Well it’s official (sort of). Seek.com has recently released data (March 2018) from the last 12 months confirming the industries that topped their list of job ad growth. It’s perhaps not surprising to everyone West of the border that mining is leading the charge in Australia.
The other industries showing job ad growth (images from SEEK.com article and from left to right in order of most growth) are:
The Australian Government Department of Jobs and Small Business Labour Market Information Portal shows support for this data by stating the ‘Internet Vacancy Index (IVI) increased by 0.6% in February 2018 and has risen for 16 consecutive months, the longest run of consecutive monthly increases since March 2011. The IVI is now 10.5% higher than the level recorded a year ago and 31.4% (or 43,900 advertisements) above the October 2013 low point‘.
What the officials predict will be THE booming industries of the future holds a surprise though
Being from a resource driven state like Western Australia, it’s hard to imagine any other industry leading the charge on jobs growth. However, over the five years to May 2022, the Labour Market Information Portal predict that employment is projected to increase most dramatically in Healthcare and Social Assistance. On second thought, perhaps this should come as no surprise given the ageing population in Australia? But that’s an article for another day…

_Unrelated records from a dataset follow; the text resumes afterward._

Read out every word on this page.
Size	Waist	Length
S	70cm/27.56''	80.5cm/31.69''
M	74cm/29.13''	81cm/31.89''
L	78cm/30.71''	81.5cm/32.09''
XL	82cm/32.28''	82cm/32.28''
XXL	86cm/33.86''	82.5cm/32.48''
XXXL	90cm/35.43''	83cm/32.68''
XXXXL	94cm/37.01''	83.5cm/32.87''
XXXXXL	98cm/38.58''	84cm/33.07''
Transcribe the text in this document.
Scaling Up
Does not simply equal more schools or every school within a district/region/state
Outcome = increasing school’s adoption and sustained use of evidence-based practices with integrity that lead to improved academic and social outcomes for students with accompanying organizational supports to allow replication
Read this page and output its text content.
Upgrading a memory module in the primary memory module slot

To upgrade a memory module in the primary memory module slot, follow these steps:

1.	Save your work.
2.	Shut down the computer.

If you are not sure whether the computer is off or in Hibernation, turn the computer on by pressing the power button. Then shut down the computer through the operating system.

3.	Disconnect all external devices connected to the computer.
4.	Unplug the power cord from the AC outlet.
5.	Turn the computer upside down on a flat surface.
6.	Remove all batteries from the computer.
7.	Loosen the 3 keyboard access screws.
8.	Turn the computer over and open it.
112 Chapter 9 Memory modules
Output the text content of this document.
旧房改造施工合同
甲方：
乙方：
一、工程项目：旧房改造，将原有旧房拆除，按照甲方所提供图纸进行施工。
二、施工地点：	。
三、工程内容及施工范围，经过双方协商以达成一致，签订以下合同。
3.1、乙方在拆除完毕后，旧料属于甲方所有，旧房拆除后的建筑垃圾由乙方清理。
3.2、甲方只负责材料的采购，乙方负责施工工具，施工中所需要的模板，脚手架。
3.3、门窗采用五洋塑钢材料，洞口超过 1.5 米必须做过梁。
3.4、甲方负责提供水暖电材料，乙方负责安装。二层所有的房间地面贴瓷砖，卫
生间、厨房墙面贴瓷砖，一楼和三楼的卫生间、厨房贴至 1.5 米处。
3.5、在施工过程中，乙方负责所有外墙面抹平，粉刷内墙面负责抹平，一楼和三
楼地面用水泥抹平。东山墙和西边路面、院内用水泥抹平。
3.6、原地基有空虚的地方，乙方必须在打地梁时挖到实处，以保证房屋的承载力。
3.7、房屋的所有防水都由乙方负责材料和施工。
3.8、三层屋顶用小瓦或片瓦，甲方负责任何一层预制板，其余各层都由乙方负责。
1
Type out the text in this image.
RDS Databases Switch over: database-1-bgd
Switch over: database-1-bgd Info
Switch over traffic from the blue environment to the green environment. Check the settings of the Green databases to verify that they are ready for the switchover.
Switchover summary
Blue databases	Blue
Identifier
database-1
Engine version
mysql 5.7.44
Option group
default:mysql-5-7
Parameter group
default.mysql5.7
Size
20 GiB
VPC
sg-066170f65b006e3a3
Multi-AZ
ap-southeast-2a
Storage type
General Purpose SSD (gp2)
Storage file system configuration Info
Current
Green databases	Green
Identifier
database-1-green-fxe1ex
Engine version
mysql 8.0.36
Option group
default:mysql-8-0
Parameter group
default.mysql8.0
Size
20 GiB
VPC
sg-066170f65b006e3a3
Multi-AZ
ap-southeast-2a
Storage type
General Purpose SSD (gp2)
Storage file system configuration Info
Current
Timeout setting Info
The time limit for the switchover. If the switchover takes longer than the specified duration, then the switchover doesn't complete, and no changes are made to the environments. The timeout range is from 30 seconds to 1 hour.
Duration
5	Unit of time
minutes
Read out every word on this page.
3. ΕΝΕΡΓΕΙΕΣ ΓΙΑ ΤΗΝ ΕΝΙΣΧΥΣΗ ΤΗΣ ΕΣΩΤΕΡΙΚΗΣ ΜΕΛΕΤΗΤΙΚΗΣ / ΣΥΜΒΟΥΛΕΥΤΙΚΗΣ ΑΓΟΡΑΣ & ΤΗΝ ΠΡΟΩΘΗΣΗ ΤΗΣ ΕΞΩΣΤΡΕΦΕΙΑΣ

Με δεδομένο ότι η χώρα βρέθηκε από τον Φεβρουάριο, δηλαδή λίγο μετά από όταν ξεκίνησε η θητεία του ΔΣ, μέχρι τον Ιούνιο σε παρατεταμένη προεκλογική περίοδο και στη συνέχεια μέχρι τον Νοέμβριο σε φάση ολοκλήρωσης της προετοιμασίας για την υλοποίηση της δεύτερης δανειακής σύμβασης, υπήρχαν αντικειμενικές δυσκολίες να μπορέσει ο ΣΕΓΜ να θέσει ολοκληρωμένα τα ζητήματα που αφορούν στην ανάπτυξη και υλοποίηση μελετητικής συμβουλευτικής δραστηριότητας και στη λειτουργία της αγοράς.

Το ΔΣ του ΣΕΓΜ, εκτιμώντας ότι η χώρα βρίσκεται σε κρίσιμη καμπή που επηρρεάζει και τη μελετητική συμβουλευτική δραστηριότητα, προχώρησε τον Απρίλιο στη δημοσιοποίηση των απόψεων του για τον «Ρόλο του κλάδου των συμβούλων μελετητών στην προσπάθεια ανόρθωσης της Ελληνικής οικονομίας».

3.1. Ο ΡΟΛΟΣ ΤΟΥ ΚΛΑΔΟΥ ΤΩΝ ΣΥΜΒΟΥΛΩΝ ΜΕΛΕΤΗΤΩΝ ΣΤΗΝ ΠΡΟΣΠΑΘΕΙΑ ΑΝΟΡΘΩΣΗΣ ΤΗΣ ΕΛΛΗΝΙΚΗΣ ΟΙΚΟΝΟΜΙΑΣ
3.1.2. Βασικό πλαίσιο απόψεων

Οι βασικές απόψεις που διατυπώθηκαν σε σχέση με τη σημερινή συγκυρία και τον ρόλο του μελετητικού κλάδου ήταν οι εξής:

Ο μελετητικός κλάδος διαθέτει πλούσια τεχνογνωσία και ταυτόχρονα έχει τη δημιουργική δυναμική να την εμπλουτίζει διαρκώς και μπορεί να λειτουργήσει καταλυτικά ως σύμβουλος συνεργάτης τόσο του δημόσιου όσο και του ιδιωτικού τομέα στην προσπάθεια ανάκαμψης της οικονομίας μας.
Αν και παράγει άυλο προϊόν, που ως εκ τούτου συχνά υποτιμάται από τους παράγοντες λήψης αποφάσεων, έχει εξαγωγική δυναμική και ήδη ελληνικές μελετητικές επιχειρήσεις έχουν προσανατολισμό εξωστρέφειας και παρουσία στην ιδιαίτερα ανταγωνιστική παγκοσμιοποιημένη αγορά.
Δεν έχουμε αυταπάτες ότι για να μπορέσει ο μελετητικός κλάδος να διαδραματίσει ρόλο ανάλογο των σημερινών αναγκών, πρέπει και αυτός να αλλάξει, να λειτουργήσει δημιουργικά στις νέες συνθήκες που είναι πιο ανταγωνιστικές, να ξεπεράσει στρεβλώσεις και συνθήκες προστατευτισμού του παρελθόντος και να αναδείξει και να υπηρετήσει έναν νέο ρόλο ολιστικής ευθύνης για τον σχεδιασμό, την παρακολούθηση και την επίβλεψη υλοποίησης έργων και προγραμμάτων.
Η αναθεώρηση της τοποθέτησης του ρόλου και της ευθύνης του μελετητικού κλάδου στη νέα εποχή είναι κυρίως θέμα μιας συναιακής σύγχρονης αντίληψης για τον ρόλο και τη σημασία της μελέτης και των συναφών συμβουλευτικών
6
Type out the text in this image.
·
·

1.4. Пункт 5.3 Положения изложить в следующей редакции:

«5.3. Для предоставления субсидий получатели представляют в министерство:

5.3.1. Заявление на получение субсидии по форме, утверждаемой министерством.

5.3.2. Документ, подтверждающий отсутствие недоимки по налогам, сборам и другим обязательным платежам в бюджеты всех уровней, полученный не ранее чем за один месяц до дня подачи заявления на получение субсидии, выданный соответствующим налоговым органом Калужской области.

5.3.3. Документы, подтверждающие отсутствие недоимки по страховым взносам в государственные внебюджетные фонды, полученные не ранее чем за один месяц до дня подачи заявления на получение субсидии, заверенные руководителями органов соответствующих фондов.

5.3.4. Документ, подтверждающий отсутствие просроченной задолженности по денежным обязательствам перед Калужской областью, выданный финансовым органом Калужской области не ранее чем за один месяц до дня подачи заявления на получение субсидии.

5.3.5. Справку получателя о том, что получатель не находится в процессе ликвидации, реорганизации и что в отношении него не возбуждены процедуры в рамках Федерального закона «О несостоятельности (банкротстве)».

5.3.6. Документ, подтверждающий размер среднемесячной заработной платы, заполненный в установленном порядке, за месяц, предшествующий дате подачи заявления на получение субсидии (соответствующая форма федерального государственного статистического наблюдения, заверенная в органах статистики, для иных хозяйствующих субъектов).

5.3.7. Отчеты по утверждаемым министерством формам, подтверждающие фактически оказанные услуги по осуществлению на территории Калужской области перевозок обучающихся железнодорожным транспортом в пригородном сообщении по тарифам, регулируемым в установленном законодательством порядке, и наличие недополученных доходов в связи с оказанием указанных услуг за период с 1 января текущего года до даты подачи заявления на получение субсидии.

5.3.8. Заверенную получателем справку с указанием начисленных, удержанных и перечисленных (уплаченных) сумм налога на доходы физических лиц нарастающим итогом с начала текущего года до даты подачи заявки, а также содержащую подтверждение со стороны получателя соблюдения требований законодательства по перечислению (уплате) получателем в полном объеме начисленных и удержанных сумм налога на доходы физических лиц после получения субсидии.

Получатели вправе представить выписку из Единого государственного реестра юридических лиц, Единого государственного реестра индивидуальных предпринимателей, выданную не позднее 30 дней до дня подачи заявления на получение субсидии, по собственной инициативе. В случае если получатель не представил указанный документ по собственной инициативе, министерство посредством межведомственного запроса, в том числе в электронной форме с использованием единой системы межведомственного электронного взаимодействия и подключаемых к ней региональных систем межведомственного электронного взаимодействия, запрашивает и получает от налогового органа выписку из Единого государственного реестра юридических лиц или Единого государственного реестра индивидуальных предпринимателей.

Of the 19 broad industries that are monitored, the four industries projected to provide more than half the total employment growth to 2022 mirror some of the current Seek.com data:
- Health Care and Social Assistance is projected to make the largest contribution to employment growth (increasing by 250,500)
- Professional, Scientific and Technical Services (126,400)
- Construction (120,700)
- Education and Training (116,200).
(PS: am I the only one who thinks the year 2022 was something to do with Buck Rogers when growing up!)
But what does this all mean to businesses – not just those related to growth industries?
For starters, there is often a flow on effect that reaches other businesses that also rely on the roles that the growth industries do. Then there are those industries further downstream that provide infrastructure or support services…followed by the retail/hospitality industries who will eventually feel the effects from all this ‘growth’ on attracting staff or having more consumers in their stores.
A few things your business could do right now to plan for your near-future human resources include:
- Retain flexibility in the composition of your workforce to capitalise on the ebb and flow of growth. You won’t be alone as we are seeing casuals and part time employees making up more of the workforce.
- Check your pay rates are still competitive – but don’t panic. The ABC reports JP Morgan as saying decent wages growth is still some time away and underutilisation figures (those people dropping out or looking for more work) suggest that there are likely to be other suitable candidates for a role- basically supply and demand 101.
- Review the systems you use to manage and control your most precious assets. How can you reduce the time you spend managing payroll, controlling leave applications or even dealing with staffing issues, especially as you grow yourself? More time dealing with these issues will mean less time to concentrate on your business. In short, plan how you will free up your time now before you become too busy to be proactive.
From conversations with colleagues and clients within the resources industry, we’re not likely to ever see the heady days of the mid to late 2000s but any growth is a good thing and means you can start to plan for how your business can capitalise directly or indirectly.